Taken together, the results via MR and evaluation of common biological processes between both proteins associated with liver disease and from the complement regulatory network demonstrate that certain complement components may play important roles in some non-viral liver diseases and HCC. It should be noted that genome-wide association study (GWAS) data for six liver diseases and the selection of complement components as instrument variables were from Icelanders and European ancestries retrospectively. Therefore, future studies should confirm the association using other available GWAS data from other ancestries to confirm the generalizability of the results in a wider population with different ethnic backgrounds. Furthermore, some of the associations identified between complement proteins and liver diseases through the IVW method were not confirmed via WM. This implies that the associations lack consistency across all studies, displaying significant heterogeneity. It underscores the necessity of conducting additional studies to validate these findings. There may be mediators, such as diseases or conditions like oxidative stress or cytokines and chemokines [
20] affecting the association between complement proteins and liver diseases, and they need to be considered when adjusting the demonstrated associations.

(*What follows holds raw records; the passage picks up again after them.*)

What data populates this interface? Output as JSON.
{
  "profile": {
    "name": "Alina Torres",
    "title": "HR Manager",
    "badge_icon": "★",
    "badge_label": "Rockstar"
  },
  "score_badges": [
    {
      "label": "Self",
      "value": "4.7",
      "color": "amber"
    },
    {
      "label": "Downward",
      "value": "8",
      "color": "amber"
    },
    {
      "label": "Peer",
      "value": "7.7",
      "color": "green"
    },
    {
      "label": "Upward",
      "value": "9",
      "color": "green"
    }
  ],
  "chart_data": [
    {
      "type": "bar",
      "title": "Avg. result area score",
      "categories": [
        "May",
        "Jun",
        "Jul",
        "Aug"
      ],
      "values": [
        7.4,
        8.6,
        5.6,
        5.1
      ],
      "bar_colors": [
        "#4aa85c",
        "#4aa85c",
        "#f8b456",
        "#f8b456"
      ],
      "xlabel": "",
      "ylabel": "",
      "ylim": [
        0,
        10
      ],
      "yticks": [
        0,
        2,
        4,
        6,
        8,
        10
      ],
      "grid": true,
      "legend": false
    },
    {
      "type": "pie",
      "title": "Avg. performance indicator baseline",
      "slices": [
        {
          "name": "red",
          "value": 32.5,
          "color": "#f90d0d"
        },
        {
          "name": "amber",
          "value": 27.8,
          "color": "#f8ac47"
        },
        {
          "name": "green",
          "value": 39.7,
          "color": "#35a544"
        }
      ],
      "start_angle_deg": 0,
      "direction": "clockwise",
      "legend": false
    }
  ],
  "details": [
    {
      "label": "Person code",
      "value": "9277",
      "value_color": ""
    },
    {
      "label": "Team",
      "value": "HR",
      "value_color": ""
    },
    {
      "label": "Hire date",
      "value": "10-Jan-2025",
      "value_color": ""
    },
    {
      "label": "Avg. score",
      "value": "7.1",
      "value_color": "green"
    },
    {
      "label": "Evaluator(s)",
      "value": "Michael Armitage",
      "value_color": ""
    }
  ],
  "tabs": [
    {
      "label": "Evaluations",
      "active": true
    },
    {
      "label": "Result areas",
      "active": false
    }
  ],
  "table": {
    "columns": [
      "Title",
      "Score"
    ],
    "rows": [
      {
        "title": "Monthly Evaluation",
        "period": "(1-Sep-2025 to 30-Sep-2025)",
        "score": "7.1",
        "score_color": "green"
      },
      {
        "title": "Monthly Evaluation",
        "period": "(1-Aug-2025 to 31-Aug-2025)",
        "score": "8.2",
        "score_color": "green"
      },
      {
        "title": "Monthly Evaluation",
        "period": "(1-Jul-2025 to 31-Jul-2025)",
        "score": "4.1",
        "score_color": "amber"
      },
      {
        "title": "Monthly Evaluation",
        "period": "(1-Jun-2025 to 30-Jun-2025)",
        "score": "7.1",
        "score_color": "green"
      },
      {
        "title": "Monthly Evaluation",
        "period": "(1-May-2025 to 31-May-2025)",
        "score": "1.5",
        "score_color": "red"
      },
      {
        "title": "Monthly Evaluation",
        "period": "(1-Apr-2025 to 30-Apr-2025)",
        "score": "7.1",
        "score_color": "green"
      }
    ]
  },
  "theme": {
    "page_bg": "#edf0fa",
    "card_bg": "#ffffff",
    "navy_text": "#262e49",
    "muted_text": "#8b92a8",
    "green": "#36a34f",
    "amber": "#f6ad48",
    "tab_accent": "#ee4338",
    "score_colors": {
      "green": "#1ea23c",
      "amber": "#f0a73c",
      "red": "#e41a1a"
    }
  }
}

With a drug repositioning approach, the study has attempted to propose that the identified association between complement proteins and some non-viral diseases can have clinical utility. Although the authors provided some experimental and clinical evidence for each identified drug, no hospital cohort data or clinical trials specifically validated the findings of this study or the utility of these identified drugs. On the other hand, although the authors provided some common biological processes that both liver disease-associated proteins and proteins from the complement regulatory network are involved in, information specifically related to complement deregulation from immunological mechanisms is still limited, and more studies are needed to shed light on the mechanisms involved for possible different effects of the complement system on non-viral diseases. While this study hypothetically provides an opportunity for a better understanding of the direction in identifying novel therapeutics, it could be considered an exploratory analysis, and there is certainly a need for extensive preclinical and clinical studies to assess the potential of a drug for an earlier phase clinical trial.